2006/06/14

金閣寺



三島由紀夫の「金閣寺」を読みました。何年か前から寺等の建築物にも興味を持ち、昨年は京都に行き金閣寺を見てきたのも手伝って、この本を読まねばと思っていたのですが、いかんせん他の本を読むのに忙しく、読めていなかったのです。この前、夏目漱石を読んだので、なんとなく次は昭和の文豪を読もうと思い立ち、彼の「金閣寺」を選んだのです。いや面白かった。この本は、昭和25年に実際に起きた、金閣寺全焼事件を題材に、その犯人である金閣寺の僧である青年を主人公に、告白形式で綴った物語であります。どんな事柄にも当然、そのプロセスを経て行われるのであって、彼が金閣寺を燃やすに至るまでを克明に書かれております。ドモリというハンデを背負い、その事が常に主人公に対して悩ませる種となる。美しい有偽子に心を奪われるもかなわず、その死を願い、かなう場面は強烈でした。己と対称的な美に対する幻想を抱き、ついには破壊しようとする主人公。自分を受け入れるが、全くタイプの違う二人の友。自殺。老師。父。母に対する憎しみ。そして軍服。お茶碗。着物。女。
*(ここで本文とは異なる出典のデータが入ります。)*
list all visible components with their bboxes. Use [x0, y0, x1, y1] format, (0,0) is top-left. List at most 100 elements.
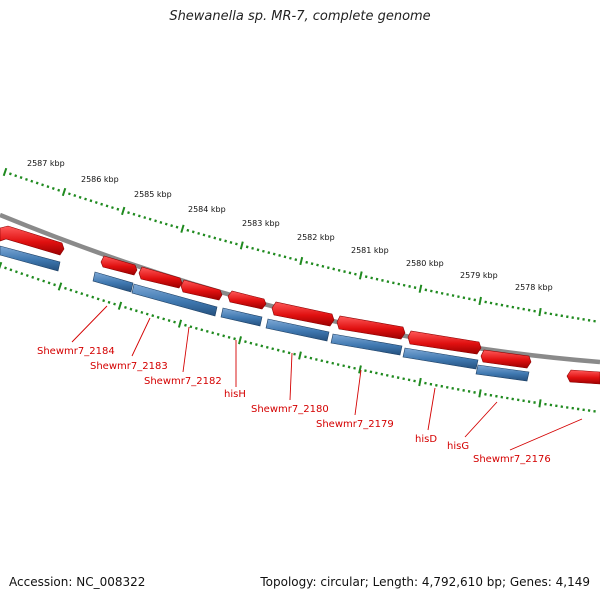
minor-tick	[276, 348, 280, 352]
minor-tick	[156, 315, 160, 319]
minor-tick	[430, 289, 433, 293]
forward-gene[interactable]	[566, 369, 600, 385]
minor-tick	[14, 270, 18, 274]
gene-label[interactable]: Shewmr7_2179	[316, 419, 394, 430]
minor-tick	[47, 281, 51, 285]
minor-tick	[369, 370, 373, 374]
reverse-gene[interactable]	[220, 307, 263, 327]
minor-tick	[402, 377, 405, 381]
scale-label: 2586 kbp	[81, 175, 119, 184]
minor-tick	[326, 266, 330, 270]
reverse-gene[interactable]	[265, 318, 330, 342]
minor-tick	[105, 204, 109, 208]
forward-gene[interactable]	[407, 330, 482, 355]
minor-tick	[342, 364, 345, 368]
minor-tick	[293, 352, 296, 356]
minor-tick	[305, 260, 309, 264]
forward-gene[interactable]	[480, 349, 532, 369]
scale-label: 2581 kbp	[351, 246, 389, 255]
minor-tick	[19, 176, 23, 180]
major-tick	[121, 206, 126, 216]
minor-tick	[304, 355, 307, 359]
minor-tick	[331, 361, 335, 365]
minor-tick	[397, 282, 401, 286]
minor-tick	[336, 363, 340, 366]
minor-tick	[191, 230, 195, 234]
minor-tick	[8, 172, 12, 176]
forward-gene[interactable]	[271, 301, 335, 327]
minor-tick	[85, 293, 89, 297]
minor-tick	[107, 300, 111, 304]
minor-tick	[67, 192, 71, 196]
minor-tick	[511, 305, 515, 309]
major-tick	[239, 241, 244, 250]
minor-tick	[167, 319, 171, 322]
minor-tick	[391, 375, 395, 378]
major-tick	[299, 256, 304, 266]
minor-tick	[484, 300, 487, 304]
minor-tick	[527, 308, 531, 312]
forward-gene[interactable]	[227, 290, 267, 310]
minor-tick	[173, 320, 176, 324]
minor-tick	[134, 309, 138, 313]
minor-tick	[320, 359, 324, 363]
minor-tick	[129, 307, 133, 311]
minor-tick	[287, 351, 291, 355]
forward-gene[interactable]	[100, 255, 138, 276]
scale-labels: 2587 kbp 2586 kbp 2585 kbp 2584 kbp 2583…	[27, 159, 553, 292]
minor-tick	[69, 288, 73, 292]
minor-tick	[132, 212, 136, 216]
minor-tick	[224, 239, 227, 243]
gene-label[interactable]: Shewmr7_2176	[473, 454, 551, 465]
minor-tick	[473, 390, 476, 394]
major-tick	[358, 271, 363, 280]
minor-tick	[20, 272, 24, 276]
gene-label[interactable]: hisG	[447, 441, 469, 452]
minor-tick	[282, 350, 285, 353]
reverse-gene[interactable]	[330, 333, 403, 356]
reverse-gene[interactable]	[402, 347, 479, 370]
major-tick	[2, 167, 8, 177]
gene-label[interactable]: Shewmr7_2183	[90, 361, 168, 372]
minor-tick	[202, 233, 206, 237]
genome-summary-text: Topology: circular; Length: 4,792,610 bp…	[260, 575, 590, 589]
major-tick	[538, 307, 542, 317]
minor-tick	[396, 376, 400, 380]
gene-label[interactable]: hisD	[415, 434, 437, 445]
reverse-gene[interactable]	[92, 271, 134, 293]
forward-gene[interactable]	[138, 266, 183, 289]
minor-tick	[445, 385, 449, 389]
minor-tick	[218, 238, 222, 241]
minor-tick	[451, 294, 455, 297]
minor-tick	[244, 340, 247, 344]
reverse-gene[interactable]	[0, 245, 61, 272]
minor-tick	[91, 295, 95, 299]
reverse-gene[interactable]	[131, 283, 218, 317]
forward-gene[interactable]	[180, 279, 223, 301]
forward-gene[interactable]	[0, 225, 65, 256]
minor-tick	[80, 292, 84, 296]
scale-label: 2585 kbp	[134, 190, 172, 199]
scale-label: 2584 kbp	[188, 205, 226, 214]
minor-tick	[222, 334, 226, 338]
forward-gene[interactable]	[336, 315, 406, 340]
major-tick	[418, 377, 422, 387]
major-tick	[538, 399, 542, 408]
minor-tick	[74, 290, 78, 294]
major-tick	[418, 284, 423, 293]
minor-tick	[84, 197, 87, 201]
reverse-gene[interactable]	[475, 364, 530, 382]
gene-label[interactable]: Shewmr7_2184	[37, 346, 115, 357]
minor-tick	[194, 326, 198, 330]
minor-tick	[347, 365, 351, 369]
minor-tick	[46, 185, 50, 189]
minor-tick	[35, 181, 39, 185]
minor-tick	[41, 183, 44, 187]
gene-label[interactable]: Shewmr7_2182	[144, 376, 222, 387]
minor-tick	[375, 371, 378, 375]
gene-label[interactable]: hisH	[224, 389, 246, 400]
minor-tick	[256, 248, 260, 252]
major-tick	[117, 301, 123, 310]
gene-label[interactable]: Shewmr7_2180	[251, 404, 329, 415]
scale-label: 2579 kbp	[460, 271, 498, 280]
乳房。このシーンは、究極のエロティシズムです。こんな話を書けるなんて...三島は凄いなぁ。主人公の告白は、三島の告白とも読めてきました。これは誰しもが、この主人公にどこかしらに何か共感を覚えるのではないでしょうか。三島の表現者としての真剣さを感じる。うーん、屈折している。新潮文庫。552円。